General Requirements

Your program is to be written using functions and methods. You are to decide what the functions and methods should be.

Your program must be written using good programming style. This includes (but is not limited to) such items as:

A header block comment that explains who wrote the program, why and what the program does.
A method/function block comment for each method/function that explains what the method/function does, what is returns and what each parameter is.
In-line comments that explain specific sections of code
Blank lines
Indentation
Meaningful identifier names
Readable and understandable output

Your program will be submitted electronically on the icarus system using the turnin command.
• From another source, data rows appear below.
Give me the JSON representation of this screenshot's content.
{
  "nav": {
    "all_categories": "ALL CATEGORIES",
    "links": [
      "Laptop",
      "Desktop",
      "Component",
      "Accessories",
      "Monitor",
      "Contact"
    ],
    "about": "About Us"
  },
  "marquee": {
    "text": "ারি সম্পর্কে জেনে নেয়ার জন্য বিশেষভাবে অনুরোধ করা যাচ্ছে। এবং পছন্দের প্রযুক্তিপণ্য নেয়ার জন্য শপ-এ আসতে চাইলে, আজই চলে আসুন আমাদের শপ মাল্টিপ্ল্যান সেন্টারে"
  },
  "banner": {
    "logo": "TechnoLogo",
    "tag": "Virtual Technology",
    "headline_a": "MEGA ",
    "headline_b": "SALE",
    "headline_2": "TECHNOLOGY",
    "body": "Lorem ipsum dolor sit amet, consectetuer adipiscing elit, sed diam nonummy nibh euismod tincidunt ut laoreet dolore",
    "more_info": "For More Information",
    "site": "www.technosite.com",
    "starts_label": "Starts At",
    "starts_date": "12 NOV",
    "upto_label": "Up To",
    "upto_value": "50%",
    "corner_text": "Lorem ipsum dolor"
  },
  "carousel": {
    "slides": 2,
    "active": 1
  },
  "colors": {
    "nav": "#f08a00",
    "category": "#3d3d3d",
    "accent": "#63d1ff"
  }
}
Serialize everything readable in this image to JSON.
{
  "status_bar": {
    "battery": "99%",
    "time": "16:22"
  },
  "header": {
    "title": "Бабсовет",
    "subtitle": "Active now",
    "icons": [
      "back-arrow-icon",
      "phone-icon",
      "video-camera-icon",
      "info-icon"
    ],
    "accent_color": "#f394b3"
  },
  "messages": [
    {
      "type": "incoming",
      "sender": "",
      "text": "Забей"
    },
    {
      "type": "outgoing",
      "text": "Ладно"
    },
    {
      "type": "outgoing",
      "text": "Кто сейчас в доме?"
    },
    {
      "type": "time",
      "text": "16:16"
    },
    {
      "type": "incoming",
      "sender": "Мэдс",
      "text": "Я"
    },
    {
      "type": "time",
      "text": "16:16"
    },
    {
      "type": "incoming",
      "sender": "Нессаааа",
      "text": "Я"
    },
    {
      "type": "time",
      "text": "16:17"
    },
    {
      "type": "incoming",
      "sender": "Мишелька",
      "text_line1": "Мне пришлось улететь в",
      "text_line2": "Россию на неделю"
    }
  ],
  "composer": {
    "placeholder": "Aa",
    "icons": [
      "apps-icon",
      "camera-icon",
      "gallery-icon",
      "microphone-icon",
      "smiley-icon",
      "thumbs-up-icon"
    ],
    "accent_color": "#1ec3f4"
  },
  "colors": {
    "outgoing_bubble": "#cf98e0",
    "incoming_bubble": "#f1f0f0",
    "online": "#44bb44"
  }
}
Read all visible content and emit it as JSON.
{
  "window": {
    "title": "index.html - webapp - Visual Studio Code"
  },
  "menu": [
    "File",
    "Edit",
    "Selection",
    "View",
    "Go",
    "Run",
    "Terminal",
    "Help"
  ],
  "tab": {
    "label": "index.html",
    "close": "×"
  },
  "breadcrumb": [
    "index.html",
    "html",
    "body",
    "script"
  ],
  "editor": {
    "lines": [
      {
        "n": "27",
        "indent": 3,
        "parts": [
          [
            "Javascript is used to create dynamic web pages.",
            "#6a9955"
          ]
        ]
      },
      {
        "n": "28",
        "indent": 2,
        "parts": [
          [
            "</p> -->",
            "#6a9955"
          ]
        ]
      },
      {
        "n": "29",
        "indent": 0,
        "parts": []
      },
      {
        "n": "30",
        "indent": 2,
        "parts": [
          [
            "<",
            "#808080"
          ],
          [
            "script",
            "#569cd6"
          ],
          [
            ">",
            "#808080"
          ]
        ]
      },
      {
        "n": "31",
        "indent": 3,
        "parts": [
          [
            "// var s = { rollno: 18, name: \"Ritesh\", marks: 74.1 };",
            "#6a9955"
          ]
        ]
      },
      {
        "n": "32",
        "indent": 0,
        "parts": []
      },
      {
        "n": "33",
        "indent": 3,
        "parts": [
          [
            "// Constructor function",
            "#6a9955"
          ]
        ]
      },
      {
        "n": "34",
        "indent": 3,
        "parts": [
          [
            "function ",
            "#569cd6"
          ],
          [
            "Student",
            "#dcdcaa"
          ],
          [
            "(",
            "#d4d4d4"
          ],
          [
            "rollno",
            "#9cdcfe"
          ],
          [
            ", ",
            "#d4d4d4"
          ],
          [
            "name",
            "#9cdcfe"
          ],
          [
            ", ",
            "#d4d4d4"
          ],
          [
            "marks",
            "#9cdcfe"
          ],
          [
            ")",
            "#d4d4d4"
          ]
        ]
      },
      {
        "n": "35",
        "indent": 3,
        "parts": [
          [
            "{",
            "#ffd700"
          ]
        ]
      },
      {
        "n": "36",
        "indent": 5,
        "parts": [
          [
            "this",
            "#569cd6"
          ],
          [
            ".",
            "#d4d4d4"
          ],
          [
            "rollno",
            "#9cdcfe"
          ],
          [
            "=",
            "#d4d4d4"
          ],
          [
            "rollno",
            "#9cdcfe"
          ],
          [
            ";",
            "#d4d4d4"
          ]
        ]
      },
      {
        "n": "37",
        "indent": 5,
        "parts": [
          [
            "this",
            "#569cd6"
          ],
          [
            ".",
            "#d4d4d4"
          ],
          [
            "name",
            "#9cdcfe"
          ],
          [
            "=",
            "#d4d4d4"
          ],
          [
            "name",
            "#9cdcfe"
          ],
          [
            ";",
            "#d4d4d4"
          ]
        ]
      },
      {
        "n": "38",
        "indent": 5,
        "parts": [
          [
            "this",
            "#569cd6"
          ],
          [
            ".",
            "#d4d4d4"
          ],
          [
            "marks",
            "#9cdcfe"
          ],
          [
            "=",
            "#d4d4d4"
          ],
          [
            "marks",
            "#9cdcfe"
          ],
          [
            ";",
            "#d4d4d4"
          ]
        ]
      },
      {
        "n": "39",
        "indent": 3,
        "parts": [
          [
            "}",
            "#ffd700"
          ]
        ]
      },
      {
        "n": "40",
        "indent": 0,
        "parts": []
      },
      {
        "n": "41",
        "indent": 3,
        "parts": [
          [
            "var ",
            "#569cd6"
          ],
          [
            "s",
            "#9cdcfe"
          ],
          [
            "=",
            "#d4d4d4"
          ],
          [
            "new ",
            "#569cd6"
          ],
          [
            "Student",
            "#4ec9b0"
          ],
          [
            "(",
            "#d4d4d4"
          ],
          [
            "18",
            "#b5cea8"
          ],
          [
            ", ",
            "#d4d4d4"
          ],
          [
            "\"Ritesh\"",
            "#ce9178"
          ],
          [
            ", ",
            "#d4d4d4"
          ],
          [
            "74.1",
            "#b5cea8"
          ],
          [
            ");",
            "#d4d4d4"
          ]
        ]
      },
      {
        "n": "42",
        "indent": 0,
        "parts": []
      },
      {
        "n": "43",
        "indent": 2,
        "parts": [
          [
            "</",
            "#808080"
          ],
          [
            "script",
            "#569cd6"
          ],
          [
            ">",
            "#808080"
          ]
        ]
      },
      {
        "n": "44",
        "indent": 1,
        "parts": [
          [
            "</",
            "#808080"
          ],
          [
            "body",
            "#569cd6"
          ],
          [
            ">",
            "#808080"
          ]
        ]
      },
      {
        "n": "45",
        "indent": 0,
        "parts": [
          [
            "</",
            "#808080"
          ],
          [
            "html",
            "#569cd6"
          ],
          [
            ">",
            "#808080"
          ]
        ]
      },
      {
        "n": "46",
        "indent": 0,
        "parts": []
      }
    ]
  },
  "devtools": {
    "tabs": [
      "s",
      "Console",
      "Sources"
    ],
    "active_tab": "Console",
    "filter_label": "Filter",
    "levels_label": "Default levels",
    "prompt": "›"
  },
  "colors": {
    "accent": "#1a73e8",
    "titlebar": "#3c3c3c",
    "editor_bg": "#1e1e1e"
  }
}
The project name for this will be mp5. Your program will graded based on how it executes on the icarus system using the g++ compiler. Getting a program to work on another system or using another compiler does NOT mean it will work on the icarus system using the g++ compiler. Programs that do not work properly on the icarus system using the g++ compiler will lose points. Also programs that are not submitted via the turnin command will also lose points. Emailing a program is not an acceptable form of electronic submission.